How can you win child custody during a divorce if your spouse puts a restraining order against you, based solely on verbal testimony and not pertaining to the children themselves?

1. The odds are against you, even if you are innocent. It doesn’t matter if you are innocent if the court believes the false allegations against you (and you’d be amazed how willing courts are to believe a good (even a bad) sob story, especially one coming from a woman against a man).

a. If the court believes the false allegations against you, despite the preponderance of evidence against those false allegations, you may have the option of filing an appeal, but most people don’t appeal because the odds are against you winning on appeal, and appeals are too costly and discouraging for most people.

2. The best way I know to get a wrongfully issued restraining order dismissed or reversed is to prove that it was wrongfully issued. And how do you do that?

a. By providing—as early in the process as possible—evidence to the court that:

i. that you have an alibi;

ii. your spouse is lying;

iii. that your history and good character simply make your spouse’s claims unbelievable.
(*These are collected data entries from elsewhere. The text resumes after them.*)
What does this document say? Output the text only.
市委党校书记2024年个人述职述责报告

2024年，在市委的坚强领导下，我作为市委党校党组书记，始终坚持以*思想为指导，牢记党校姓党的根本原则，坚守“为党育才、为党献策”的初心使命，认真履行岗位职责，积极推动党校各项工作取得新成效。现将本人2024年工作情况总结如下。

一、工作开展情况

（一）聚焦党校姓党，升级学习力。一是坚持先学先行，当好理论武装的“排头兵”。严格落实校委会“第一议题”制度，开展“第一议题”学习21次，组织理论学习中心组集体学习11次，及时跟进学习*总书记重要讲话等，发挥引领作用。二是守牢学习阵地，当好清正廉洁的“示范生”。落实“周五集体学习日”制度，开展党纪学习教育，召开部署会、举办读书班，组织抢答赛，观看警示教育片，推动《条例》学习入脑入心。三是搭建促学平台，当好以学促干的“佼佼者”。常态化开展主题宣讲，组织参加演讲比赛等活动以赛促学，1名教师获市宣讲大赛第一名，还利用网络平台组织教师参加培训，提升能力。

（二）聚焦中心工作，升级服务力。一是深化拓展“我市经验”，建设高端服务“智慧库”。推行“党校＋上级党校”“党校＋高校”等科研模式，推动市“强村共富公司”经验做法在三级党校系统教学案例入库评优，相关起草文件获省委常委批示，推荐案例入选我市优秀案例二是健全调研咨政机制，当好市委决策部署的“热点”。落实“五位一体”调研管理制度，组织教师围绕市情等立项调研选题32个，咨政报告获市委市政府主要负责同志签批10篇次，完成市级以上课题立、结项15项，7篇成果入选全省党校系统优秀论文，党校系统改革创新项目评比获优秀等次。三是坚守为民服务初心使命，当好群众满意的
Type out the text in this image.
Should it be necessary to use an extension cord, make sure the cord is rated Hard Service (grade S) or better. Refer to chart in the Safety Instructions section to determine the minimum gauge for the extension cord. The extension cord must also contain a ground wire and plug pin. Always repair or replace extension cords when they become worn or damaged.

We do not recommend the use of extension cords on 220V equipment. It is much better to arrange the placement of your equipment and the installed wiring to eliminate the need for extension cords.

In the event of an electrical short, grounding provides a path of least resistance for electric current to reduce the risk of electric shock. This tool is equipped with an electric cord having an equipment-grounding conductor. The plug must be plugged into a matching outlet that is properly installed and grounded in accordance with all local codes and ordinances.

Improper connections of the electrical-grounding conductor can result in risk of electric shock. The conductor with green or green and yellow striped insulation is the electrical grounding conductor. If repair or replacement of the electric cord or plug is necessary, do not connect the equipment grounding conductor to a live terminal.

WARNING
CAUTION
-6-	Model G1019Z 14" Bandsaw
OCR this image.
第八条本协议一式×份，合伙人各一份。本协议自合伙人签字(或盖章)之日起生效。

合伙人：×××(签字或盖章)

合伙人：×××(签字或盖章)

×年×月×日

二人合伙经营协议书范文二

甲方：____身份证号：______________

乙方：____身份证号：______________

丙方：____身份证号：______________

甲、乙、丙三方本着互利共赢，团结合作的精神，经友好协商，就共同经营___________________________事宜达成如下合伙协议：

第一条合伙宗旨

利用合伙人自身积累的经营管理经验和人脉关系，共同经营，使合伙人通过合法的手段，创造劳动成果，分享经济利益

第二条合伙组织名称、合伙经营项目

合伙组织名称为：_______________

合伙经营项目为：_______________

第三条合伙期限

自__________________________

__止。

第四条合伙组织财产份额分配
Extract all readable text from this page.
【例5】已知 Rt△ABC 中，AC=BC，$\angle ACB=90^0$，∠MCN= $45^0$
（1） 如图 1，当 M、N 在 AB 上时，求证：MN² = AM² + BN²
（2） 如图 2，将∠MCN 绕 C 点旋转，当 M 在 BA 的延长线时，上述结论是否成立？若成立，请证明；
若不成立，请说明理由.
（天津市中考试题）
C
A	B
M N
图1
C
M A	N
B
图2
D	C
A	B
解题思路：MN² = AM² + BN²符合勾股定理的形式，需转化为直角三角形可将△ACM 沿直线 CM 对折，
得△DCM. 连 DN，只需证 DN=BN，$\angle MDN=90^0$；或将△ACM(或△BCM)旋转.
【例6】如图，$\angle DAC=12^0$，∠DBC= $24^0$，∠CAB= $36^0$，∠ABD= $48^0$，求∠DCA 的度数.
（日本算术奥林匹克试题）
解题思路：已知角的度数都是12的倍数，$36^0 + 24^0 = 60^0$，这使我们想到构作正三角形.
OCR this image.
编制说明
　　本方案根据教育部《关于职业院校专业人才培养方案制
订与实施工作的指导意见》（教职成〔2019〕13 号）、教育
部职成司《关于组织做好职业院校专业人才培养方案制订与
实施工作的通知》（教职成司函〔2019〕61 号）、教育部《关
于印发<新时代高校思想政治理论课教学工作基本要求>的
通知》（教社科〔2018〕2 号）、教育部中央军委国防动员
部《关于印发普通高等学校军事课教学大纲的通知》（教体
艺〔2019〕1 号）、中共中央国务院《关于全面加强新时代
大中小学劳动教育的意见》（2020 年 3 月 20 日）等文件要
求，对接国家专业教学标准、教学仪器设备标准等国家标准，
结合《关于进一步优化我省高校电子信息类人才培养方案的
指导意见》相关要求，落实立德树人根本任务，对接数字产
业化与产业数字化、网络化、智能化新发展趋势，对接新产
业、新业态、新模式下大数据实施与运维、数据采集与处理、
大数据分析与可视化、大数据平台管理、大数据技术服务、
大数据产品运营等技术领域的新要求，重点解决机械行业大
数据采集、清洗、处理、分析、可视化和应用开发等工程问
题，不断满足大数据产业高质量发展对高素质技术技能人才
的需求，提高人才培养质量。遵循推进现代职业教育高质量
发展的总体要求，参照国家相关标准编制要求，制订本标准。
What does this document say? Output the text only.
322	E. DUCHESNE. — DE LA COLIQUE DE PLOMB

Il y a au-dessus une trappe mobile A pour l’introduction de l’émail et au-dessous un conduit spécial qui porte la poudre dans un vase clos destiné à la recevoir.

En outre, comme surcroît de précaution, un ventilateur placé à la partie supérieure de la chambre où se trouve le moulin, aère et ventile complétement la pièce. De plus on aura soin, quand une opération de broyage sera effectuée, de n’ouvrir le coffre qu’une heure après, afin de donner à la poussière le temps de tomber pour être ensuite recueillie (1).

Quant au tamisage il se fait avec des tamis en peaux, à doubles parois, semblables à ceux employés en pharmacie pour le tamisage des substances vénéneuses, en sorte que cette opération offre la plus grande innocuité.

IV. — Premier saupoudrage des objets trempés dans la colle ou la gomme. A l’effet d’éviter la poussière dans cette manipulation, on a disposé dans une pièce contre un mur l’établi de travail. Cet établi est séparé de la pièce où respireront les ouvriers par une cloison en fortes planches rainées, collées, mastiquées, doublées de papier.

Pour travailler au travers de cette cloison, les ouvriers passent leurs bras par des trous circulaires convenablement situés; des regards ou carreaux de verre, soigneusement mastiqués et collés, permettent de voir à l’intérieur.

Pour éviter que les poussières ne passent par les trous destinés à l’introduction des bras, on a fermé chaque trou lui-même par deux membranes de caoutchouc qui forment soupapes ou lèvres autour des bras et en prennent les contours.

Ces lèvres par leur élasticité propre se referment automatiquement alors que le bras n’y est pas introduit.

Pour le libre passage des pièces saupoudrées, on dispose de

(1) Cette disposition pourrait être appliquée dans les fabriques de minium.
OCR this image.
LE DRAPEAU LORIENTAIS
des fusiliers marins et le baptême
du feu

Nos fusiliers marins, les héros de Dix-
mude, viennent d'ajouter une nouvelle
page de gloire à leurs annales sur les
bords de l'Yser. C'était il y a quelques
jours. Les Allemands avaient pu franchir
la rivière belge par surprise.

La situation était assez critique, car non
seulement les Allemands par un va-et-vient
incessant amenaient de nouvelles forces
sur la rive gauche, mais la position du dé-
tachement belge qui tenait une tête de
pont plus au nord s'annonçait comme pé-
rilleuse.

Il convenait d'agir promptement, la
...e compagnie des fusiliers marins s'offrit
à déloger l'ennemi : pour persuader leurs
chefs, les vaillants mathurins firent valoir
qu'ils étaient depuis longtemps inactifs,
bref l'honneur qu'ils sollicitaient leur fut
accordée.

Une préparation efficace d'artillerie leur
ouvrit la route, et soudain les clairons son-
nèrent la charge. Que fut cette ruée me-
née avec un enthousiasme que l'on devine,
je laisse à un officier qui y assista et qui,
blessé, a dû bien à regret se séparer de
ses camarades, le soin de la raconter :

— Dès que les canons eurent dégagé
b. by getting a lawyer (and cooperating fully with that lawyer) who knows the legal system and how to work it (ethically) to your advantage.

c. You will surely be tempted to fight fire with fire and resort to lying and cheating to be vindicated. Don’t. Two wrongs don’t make a right, and if that’s not reason enough for you, lying and cheating in your defense usually backfire. If you have children, getting down into the muck will do them irreparable damage.

3. The next best way to get rid of a restraining order: be penitent (even if you’re not guilty). This is a hard pill to swallow (as well it should be), but it may be your only viable option, if you value getting rid of the protective order over your pride. Don’t get me wrong: it’s unfair for innocent people to have to grovel and suffer the indignity, and many may interpret your groveling as an “admission” of guilt, but it may be the only way out. So what might this entail?:

a. jump—cheerfully and timely—through all the hoops the court sets in your path toward getting the restraining order lifted;

b. go to counseling or therapy and complete courses and read books (and report on reading them) that teach “parenting skills” and “anger management” and “conflict resolution”;

c. go to church. You should do this anyway. A good church does wonders for cheering you up and encouraging you and showing you how to be a better person (no matter how great you may be already), but if the only reason you go is to show the court that you’re a “changed man/woman,” so be it.

4. Even in the face of this injustice, count your many, many other blessings. Don’t let evil win by losing hope. Keep the faith. If you are going through hell, keep going. Lean on your friends and loved ones for support.